Symptomatic SMA cases who received dual therapy in this study are achieving motor milestones that were not expected in the natural history of the disease [10] and the present data also suggest that side effects of these therapies are transient and can be controlled by closely monitoring each patient. These results demonstrate the safety for sequential and coincident nusinersen therapy during the induction process for gene therapy. Nusinersen treatment administered pre-gene therapy treatment theoretically provides an advantage over risdiplam, given its prolonged treatment effect following an initial loading period. However, we did not examine the impact or safety of sequential or coincident treatment with risdiplam in this study, and thus our conclusions are limited. In line with our findings, another recent study including two SMA cases that received co-therapy with nusinersen and onasemnogene abeparvovec also reported no apparent increased burden of adverse effects [8]. This possibility of combining therapies for SMA patients has presented itself as particularly interesting for the SMA community. Based on our current data, we advocate for additional studies analyzing different outcomes in SMA patients receiving co-therapies and an open discussion about the advantages and disadvantages of combining these treatments. We hypothesize that there is limited to no benefit in continuing a second therapy once gene therapy has been delivered in a truly presymptomatic infant with two copies with regard to motor neuron rescue. However, there may be in an infant with some evident denervation and an emerging clinical phenotype. In our experience, progressive denervation can sometimes occur quite precipitously in two copy infants between ordering and dosing gene therapy. Thus, biomarkers such as CMAP, MUNE, or robust serum biomarkers must be integrated into the current clinical paradigm since clinical exams and even functional motor tests remain insufficient for this purpose. In addition, this study does not address the potential value of long term dual therapy on emergence of other systemic manifestations in infants with 2 SMN2 copies.

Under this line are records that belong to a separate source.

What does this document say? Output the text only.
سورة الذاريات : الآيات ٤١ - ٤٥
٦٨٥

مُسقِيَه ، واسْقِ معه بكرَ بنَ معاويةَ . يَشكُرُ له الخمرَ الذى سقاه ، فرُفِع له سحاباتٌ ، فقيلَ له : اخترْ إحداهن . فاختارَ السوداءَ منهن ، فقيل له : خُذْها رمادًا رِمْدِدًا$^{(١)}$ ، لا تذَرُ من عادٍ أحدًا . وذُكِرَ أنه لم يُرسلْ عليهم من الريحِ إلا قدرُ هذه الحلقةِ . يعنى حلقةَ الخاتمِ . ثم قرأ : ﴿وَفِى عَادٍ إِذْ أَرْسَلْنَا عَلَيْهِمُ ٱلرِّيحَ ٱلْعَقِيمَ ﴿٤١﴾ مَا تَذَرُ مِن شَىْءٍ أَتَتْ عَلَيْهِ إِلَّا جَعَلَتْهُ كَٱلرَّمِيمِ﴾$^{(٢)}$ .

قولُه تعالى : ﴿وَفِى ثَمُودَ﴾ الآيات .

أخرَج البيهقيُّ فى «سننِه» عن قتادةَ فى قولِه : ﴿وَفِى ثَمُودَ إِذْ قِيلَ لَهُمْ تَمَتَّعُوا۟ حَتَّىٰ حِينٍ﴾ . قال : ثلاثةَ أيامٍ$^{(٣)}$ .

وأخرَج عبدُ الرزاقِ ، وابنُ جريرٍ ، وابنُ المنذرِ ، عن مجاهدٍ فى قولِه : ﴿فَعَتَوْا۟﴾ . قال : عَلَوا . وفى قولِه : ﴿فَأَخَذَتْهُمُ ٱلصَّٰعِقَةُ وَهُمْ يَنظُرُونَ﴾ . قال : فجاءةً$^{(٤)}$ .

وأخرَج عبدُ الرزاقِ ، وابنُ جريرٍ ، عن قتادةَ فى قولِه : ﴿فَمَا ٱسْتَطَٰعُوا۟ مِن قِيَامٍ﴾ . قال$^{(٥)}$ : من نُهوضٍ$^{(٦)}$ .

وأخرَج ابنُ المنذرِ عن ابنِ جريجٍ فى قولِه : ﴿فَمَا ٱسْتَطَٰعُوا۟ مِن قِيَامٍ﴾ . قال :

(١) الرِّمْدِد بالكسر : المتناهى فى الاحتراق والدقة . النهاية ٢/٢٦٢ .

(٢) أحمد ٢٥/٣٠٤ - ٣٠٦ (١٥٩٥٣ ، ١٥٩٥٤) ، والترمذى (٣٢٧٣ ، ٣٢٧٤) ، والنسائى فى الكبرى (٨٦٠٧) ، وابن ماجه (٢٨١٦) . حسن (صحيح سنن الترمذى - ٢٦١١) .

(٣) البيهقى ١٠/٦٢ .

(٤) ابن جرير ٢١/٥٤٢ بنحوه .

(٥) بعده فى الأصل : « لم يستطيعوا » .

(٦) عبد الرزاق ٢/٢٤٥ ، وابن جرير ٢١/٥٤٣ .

We observed increased troponin T and variable platelet levels in SMA patients, which are markers of increased risk for myocardial injury and thrombocytosis. While damage in motor neurons accounts for the earliest manifestations in SMA infants, evidence indicates that other tissues contribute to the SMA pathophysiology due to the direct effects of SMN deficiency in tissues other than motoneurons or indirect effects due to the severe denervation status [14, 15]. Thus, elevated troponin T levels could be a marker of defects in heart tissues playing a role in the SMA pathophysiology and all elevated troponin T levels were not related to the treatment status [14, 16]. However, additional studies have revealed that troponin T could also be expressed in the skeletal muscle [17,18,19]. Therefore, we cannot exclude the possibility of elevated troponin T circulating levels as an additional marker of muscle denervation, which is expected during SMA progression. One alternative would be to measure the levels of troponin I, which could be more reliable as a marker of myocardial injury [20], but unfortunately we did not collect these data in this cohort study or perform electrocardiogram, magnetic resonance imaging, or echocardiogram to test potential cardiac damage. A multidisciplinary approach is critical to monitor and provide the best care for SMA patients. Markers assessed in the current study corroborate the premise of systemic disease manifestation and highlight the importance of close monitoring for the emergence of disease phenotypes beyond muscle denervation.

In summary, this case series analysis study highlights the importance of early intervention with gene therapy and other molecular treatments for SMA and the need for close monitoring of treatment responses beyond muscle denervation in the real-world clinical setting.